The emphasis of most IST trials in SAA have been in adding immunosuppressants (eg, mycophenolate mofetil or sirolimus), growth factors (eg, G-CSF), or androgens to the horse ATG/CsA backbone or introducing more potent lymphocytotoxic agents (eg, rabbit ATG or Alem) upfront.1,23,40 Unfortunately, the results of all these efforts have been disappointing, with no significant impact on the outcomes of response, relapse, or clonal evolution beyond what would be expected with horse ATG/CsA alone. Survival, however, has improved over the years, especially among nonresponders, who can now be better supported during periods of severe neutropenia and more successfully undergo salvage therapies with repeat IST or HSCT.48
More recently, an oral thrombomimetic, eltrombopag, has produced hematologic responses in 11 of 25 IST-refractory SAA patients.60 This outpatient regimen was very well tolerated and may become an attractive alternative to patients with persistent pancytopenia after IST. Of interest was the improvement in hemoglobin and neutrophil levels in some of the responders. The improvement in nonmegakaryocytic lineage was surprising and may indicate a stimulatory effect of less committed progenitors. Follow-up studies adding eltrombopag to h-ATG/CsA upfront are currently under way.

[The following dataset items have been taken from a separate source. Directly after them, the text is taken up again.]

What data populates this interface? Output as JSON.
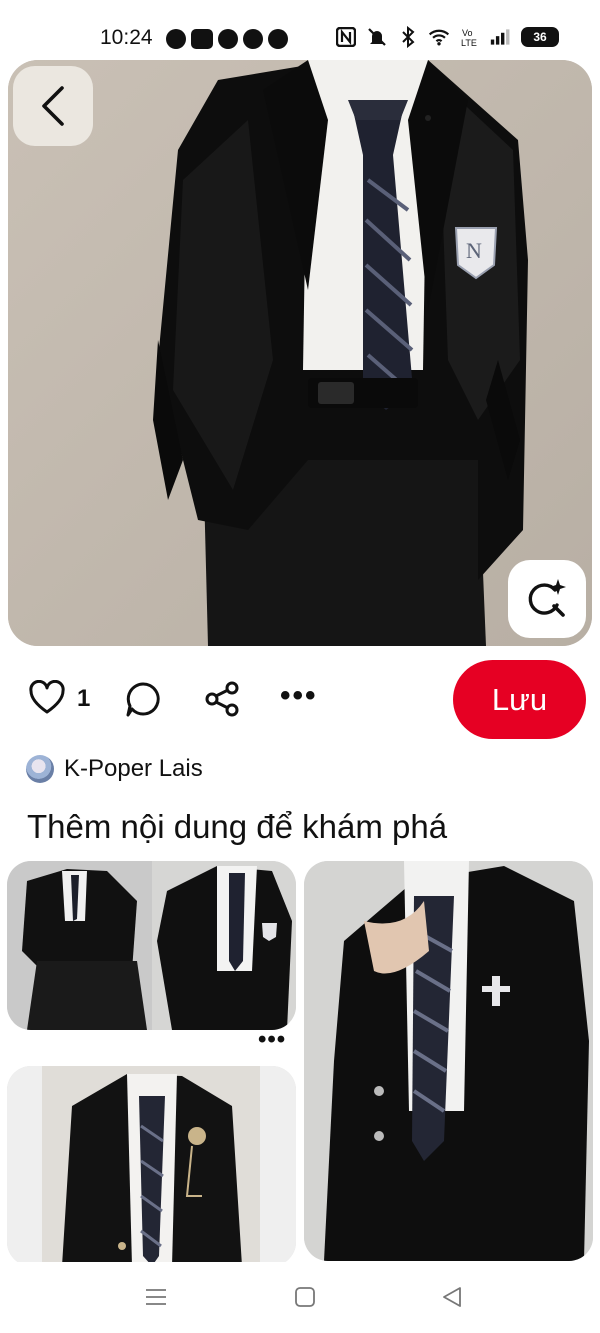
{
  "status_bar": {
    "time": "10:24",
    "battery": "36"
  },
  "pin": {
    "image_alt": "Áo blazer đen đồng phục với cà vạt sọc",
    "likes": "1",
    "save_label": "Lưu",
    "creator_name": "K-Poper Lais"
  },
  "related": {
    "title": "Thêm nội dung để khám phá",
    "more_label": "•••"
  },
  "icons": {
    "back": "chevron-left-icon",
    "lens": "visual-search-icon",
    "heart": "heart-icon",
    "comment": "comment-icon",
    "share": "share-icon",
    "more": "more-icon"
  },
  "colors": {
    "save_red": "#e60023",
    "hero_bg": "#c6beb3"
  }
}
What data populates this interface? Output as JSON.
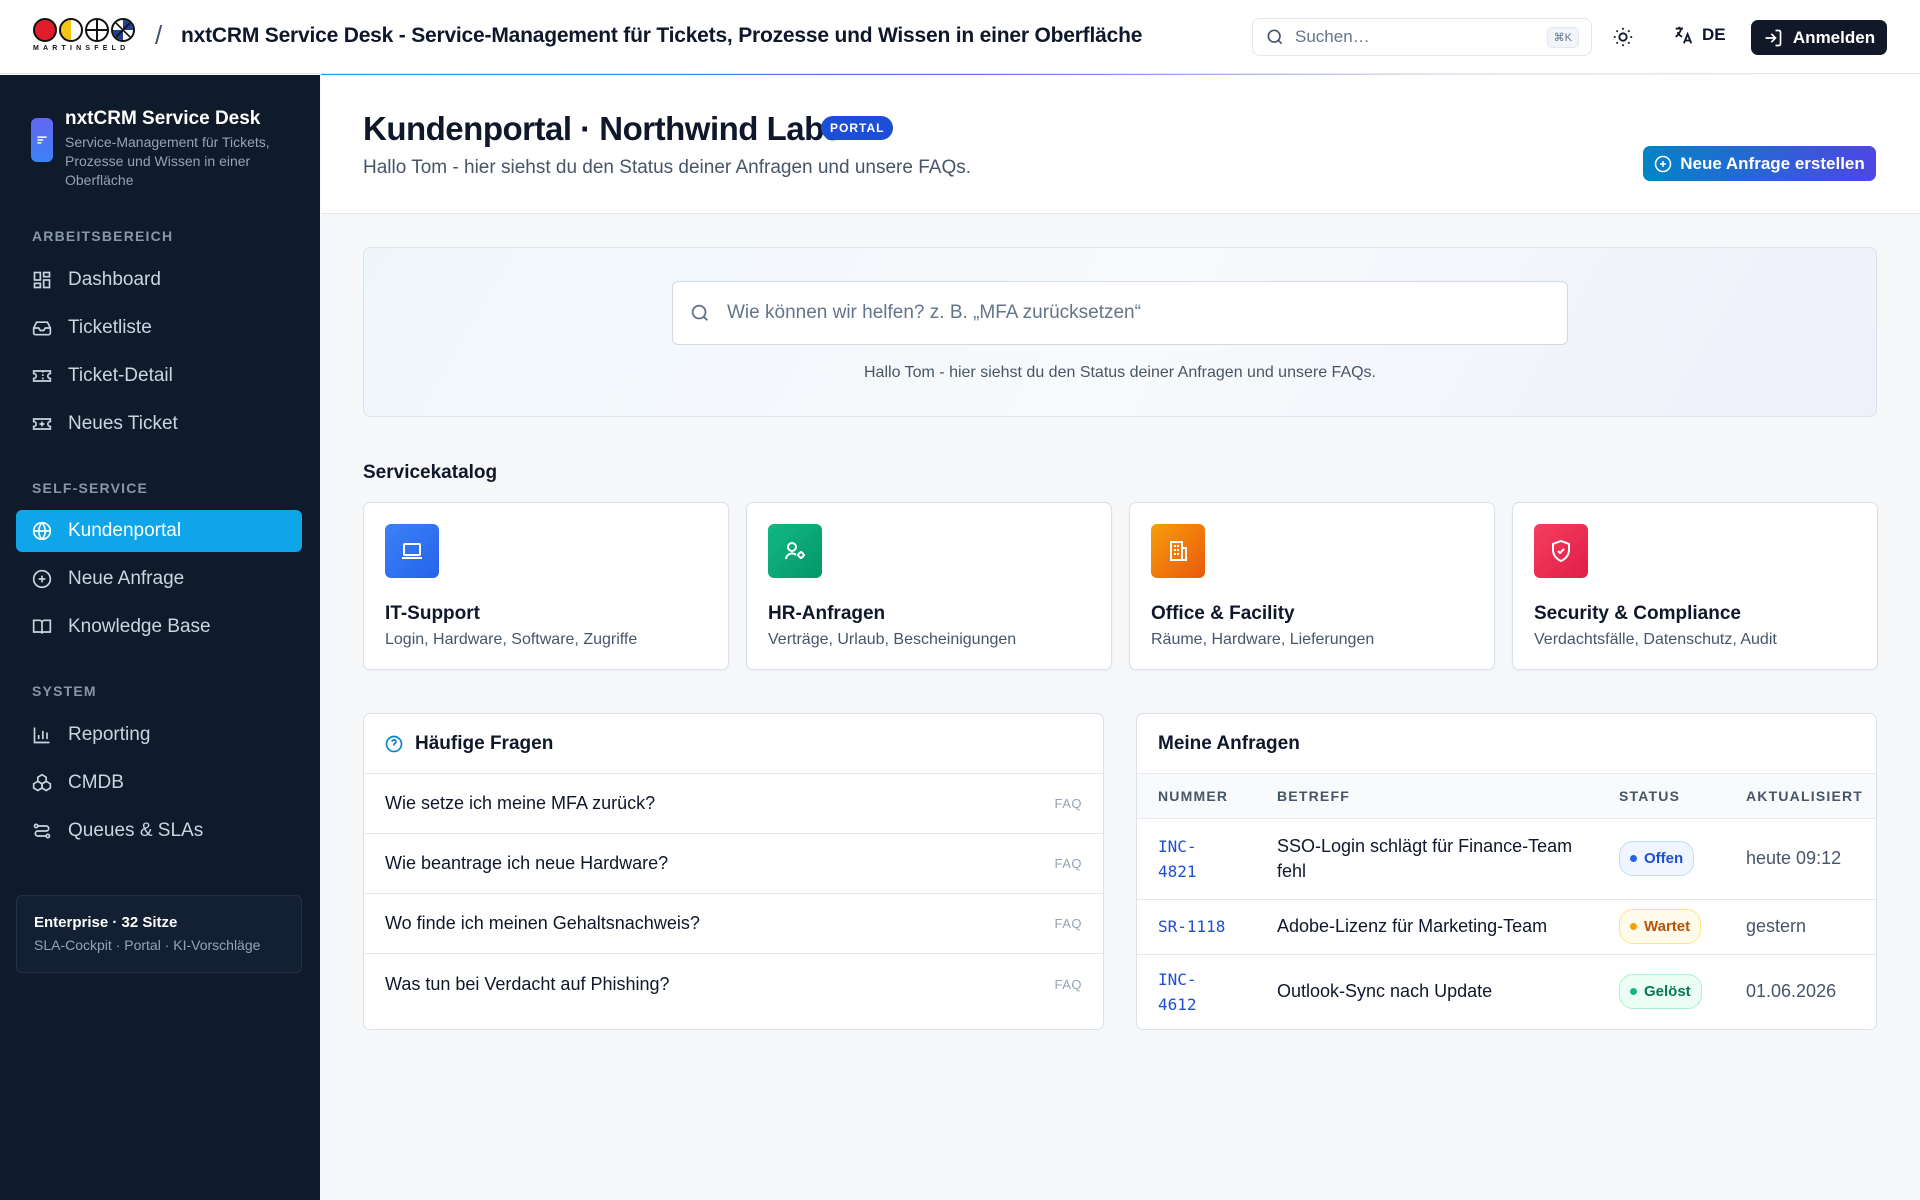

The diagnosis of SAA no longer carries the dire prognosis that it did 4 decades ago. In patients who are not candidates for a MSD HSCT, IST with horse ATG/CsA should be the preferred therapy. Outcomes with matched UD HSCT have improved in recent years, so this is becoming the preferred salvage therapy in younger patients who are unresponsive to initial IST. When a histocompatible UD is not available, a second course of IST should be offered before higher-risk transplantation protocols from mismatched unrelated, haploidentical, or UC donors. In the coming years, biomarkers (eg, telomere length, mutational status, and blood counts) or other pathophysiological indicators will likely emerge from global assessments of the immune response and more sensitive measurements of stem cell reserve and function and should provide better guidance in treatment decision in SAA.
Conflict-of-interest disclosure: The author declares no competing financial interests. Off-label drug use: Alem, rabbit antithymocyte globulin, and eltrombopag for AA.